A Grand National Cross Country (GNCC) is not a hare scramble; rather GNCC is wide open courses that are laid out to allow ATVs to run the same course as motorbikes. Conversely, hare scramble runs at a slower rate and is much tighter, requiring a different set of skills than GNCC.

==Categorization==
===By riders' skills===
The competitors are typically categorized by their relative skill levels and the displacement of their motorcycle's engine. For example, many hare scrambles categorize rider ability in three categories, A, B, and C; A being the highest skill level. The C class is usually riders who are in their first couple of years of competition or who compete infrequently. There is usually a point system that regulates a rider's progress from the entry level class on up to the top class. A very high level of skill is needed to progress through the various skill categories. Many riders never progress out of the C category of competition, and very few riders have the skill and determination to progress to the A category. There is a meta category AA (double A) that denotes an A rider that competes in Professional events.

===By engine size===
The categories based on engine size frequently use the following thresholds of engine capacity: 0–50cc, 66–85cc, 85–100cc, 124cc–200cc, 201–250cc, and larger than 250cc.

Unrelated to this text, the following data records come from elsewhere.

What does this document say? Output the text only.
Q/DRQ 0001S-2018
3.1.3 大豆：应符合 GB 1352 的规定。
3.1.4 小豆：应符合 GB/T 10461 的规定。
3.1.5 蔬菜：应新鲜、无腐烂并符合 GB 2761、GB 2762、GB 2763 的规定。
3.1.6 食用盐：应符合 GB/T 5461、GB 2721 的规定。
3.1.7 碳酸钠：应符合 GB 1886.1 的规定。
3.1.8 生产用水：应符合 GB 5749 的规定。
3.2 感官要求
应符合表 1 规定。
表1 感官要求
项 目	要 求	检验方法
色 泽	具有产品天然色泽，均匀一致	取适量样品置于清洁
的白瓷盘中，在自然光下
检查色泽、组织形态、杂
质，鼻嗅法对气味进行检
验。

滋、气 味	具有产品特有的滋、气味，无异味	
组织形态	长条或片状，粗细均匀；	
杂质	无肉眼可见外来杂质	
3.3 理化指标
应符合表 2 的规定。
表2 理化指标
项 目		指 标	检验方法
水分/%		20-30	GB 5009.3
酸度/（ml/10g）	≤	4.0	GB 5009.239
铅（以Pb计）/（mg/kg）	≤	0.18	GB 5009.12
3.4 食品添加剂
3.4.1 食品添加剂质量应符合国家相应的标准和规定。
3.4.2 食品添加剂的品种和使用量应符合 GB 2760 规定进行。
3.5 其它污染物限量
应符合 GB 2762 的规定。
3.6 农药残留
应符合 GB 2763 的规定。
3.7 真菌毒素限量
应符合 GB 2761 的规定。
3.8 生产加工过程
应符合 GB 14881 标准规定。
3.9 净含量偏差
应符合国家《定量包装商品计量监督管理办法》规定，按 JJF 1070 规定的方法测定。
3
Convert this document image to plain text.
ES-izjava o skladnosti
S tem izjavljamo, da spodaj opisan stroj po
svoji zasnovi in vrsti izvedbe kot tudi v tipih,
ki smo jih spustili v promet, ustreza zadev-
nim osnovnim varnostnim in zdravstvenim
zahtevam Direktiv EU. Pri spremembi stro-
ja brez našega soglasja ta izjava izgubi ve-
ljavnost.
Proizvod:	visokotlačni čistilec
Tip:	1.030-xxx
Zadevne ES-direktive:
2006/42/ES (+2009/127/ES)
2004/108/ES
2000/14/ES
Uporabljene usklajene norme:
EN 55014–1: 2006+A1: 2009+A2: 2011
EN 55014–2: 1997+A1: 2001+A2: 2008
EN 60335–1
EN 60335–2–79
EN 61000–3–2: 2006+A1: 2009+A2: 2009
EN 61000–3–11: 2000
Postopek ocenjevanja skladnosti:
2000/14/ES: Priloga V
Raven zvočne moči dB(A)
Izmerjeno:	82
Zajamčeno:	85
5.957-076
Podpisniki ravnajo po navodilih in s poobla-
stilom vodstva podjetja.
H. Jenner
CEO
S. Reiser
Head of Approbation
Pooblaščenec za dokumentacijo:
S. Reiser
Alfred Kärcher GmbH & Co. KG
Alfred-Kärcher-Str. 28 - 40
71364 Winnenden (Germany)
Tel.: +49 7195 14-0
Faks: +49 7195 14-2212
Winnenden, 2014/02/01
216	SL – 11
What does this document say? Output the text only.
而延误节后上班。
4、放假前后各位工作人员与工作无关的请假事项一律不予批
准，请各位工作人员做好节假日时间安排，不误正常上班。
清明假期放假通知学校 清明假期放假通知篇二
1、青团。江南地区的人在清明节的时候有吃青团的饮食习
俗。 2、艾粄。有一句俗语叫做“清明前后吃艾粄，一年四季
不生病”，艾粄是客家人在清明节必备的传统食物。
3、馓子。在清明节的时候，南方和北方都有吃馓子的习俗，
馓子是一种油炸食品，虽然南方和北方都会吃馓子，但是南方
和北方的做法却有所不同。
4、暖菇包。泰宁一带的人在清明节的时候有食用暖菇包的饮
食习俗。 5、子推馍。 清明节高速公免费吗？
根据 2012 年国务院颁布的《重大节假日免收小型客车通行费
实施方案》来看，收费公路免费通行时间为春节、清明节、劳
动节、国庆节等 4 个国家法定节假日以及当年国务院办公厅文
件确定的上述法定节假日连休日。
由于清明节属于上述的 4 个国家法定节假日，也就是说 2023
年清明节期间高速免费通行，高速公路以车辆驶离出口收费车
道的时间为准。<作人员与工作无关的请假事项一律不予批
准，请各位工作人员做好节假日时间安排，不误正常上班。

Accordingly, a beginning rider on a 200cc motorcycle would likely compete in the 200C class, which denotes both the capacity of his or her motorcycle and the relative skill level of the competitor.

===By rider’s age===
Once riders reach a certain age they are eligible to enter the “age classes” although they are not forced to: 30+ (30+), 35+ (Veteran), 40+ (Senior), 45+ (Super Senior), 50+ (Master), 55+ (Silver Master), 60+ (Golden Master). The age classes are then categorized by the skill categories as well, for example Vet B.